Gordon L. Weil
“War is peace.”
“Freedom is slavery.”
“Ignorance is strength.”
In 1949, George Orwell wrote a cautionary story of a huge nation with these declarations as its mottos. The novel was called “1984” and it was a somber warning of a possible future world dominated only by ruthless superpowers.
Somewhat surprisingly, the possibility of Russia invading Ukraine has pushed the world closer to a version of Orwell’s view of the future – China-Russia versus America-Europe.
Russian President Vladimir Putin wants to reassert his country’s influence over neighboring nations, replacing the domination by the Soviet Union before it disintegrated in 1991, leaving Russia as its principal survivor. Ukraine, formerly a Soviet republic, worries him as it moves away from Russian influence.
Massed Russian forces on the Russia-Ukraine border back up Putin’s demand that NATO withdraw its forces from Eastern European countries formerly under Soviet domination and keep Ukraine from joining the alliance. In return, Russia might pull troops away from the border.

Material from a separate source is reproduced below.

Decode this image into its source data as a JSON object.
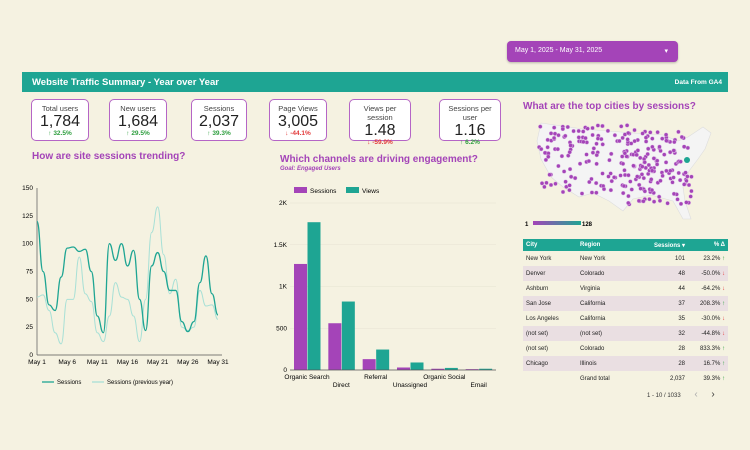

By using coercive diplomacy, Putin may have thought he could boost Russian security and regain influence over Eastern Europe. His threat of war might bring a diplomatic result. Clearly, this would be a variation on Orwell’s “War is peace.”
He might have assumed that NATO had accepted Russia’s 2014 takeover of Ukraine’s Crimea region. Though that aggression had spurred the NATO buildup he disliked, he may have thought the alliance was now ripe to be pushed back.
NATO was created in 1949 to counter any new Soviet expansion. It had grown somewhat slack as Russian pressure faded, but it was refocused by the Crimea invasion. The Russian military buildup on the Ukraine border brought it fully back to life.
In effect, Putin’s policy may have backfired. With a relatively small economy and a population increasingly acquiring a middle class lifestyle, he might be limited in launching war. Frustrated, he turned to China, led by Xi Jinping, who shares his authoritarian views and hostility to the U.S.
The Chinese population and economy are far larger than Russia’s. Xi could now pick up the support of his weaker and embattled neighbor. They issued a joint statement, which has been dangerously ignored. It is the China-Russia manifesto for undermining the U.S. as a world power.
Both leaders claim they support democracy, but they say each country can have its own definition of what it means. For them, it means one-party rule.
China’s holding Uighurs in what amount to prison camps, supposedly for their own good, is its version of “Freedom is slavery.” But for Xi, despite saying he supports the Universal Declaration of Human Rights, that’s acceptable.
Orwell defined “doublethink” as the ability to hold two opposing views and believe both of them. The China-Russia manifesto is full of it.
Apparently Xi and Putin share the belief that the seizure of Crimea has nothing to do with NATO’s current response to the current Russian build-up. They want to keep world opinion focused on the alliance’s protective moves, not Russia’s aggression. That’s a new twist on “Ignorance is power.”
Meanwhile, they ignore opposition in the U.S. and most of the West to Russia’s Crimea invasion plus China’s ending of Hong Kong’s democracy and threatening to take over Taiwan.
If the China-Russia manifesto, proclaiming there are “no limits” on their cooperation, means anything, the world has moved closer to the Orwellian struggle between superpowers. This new alliance directly challenges the western concept of democracy, which requires that every election is decided by the people not by the ruling party.
Orwell’s superpowers had no agendas beyond the Party holding onto power. Democracy is intentionally messy, allowing for disagreement and change. Yet differences between the U.S. and some European countries in dealing with Russia could produce a better policy than the uniformity of a dictatorship.
Putin may have single-handedly and unintentionally reshaped world politics. NATO, the alliance of democratic countries aligned against aggression, has been brought back to life. Russia, receding in superpower status, may have chosen to attach itself to China’s rising star.
The China-Russia manifesto makes a direct appeal to the leading unaligned countries. Brazil, India and Saudi Arabia all have governments leaning toward authoritarian rule. The manifesto proposes closer relationships with countries that assert their own definitions of democracy and human rights.
The conflict, despite Russia’s saber-rattling, will play out mainly in economic competition. Will national goals be better promoted by the free enterprise that is a feature of democracy or by state economies under authoritarian parties?
The U.S. has lost much of its leadership of the West and its influence on the world economy because of weakened confidence in the dollar and a reduced commitment to NATO. The China-Russia manifesto is a warning that time is running short to repair the damage.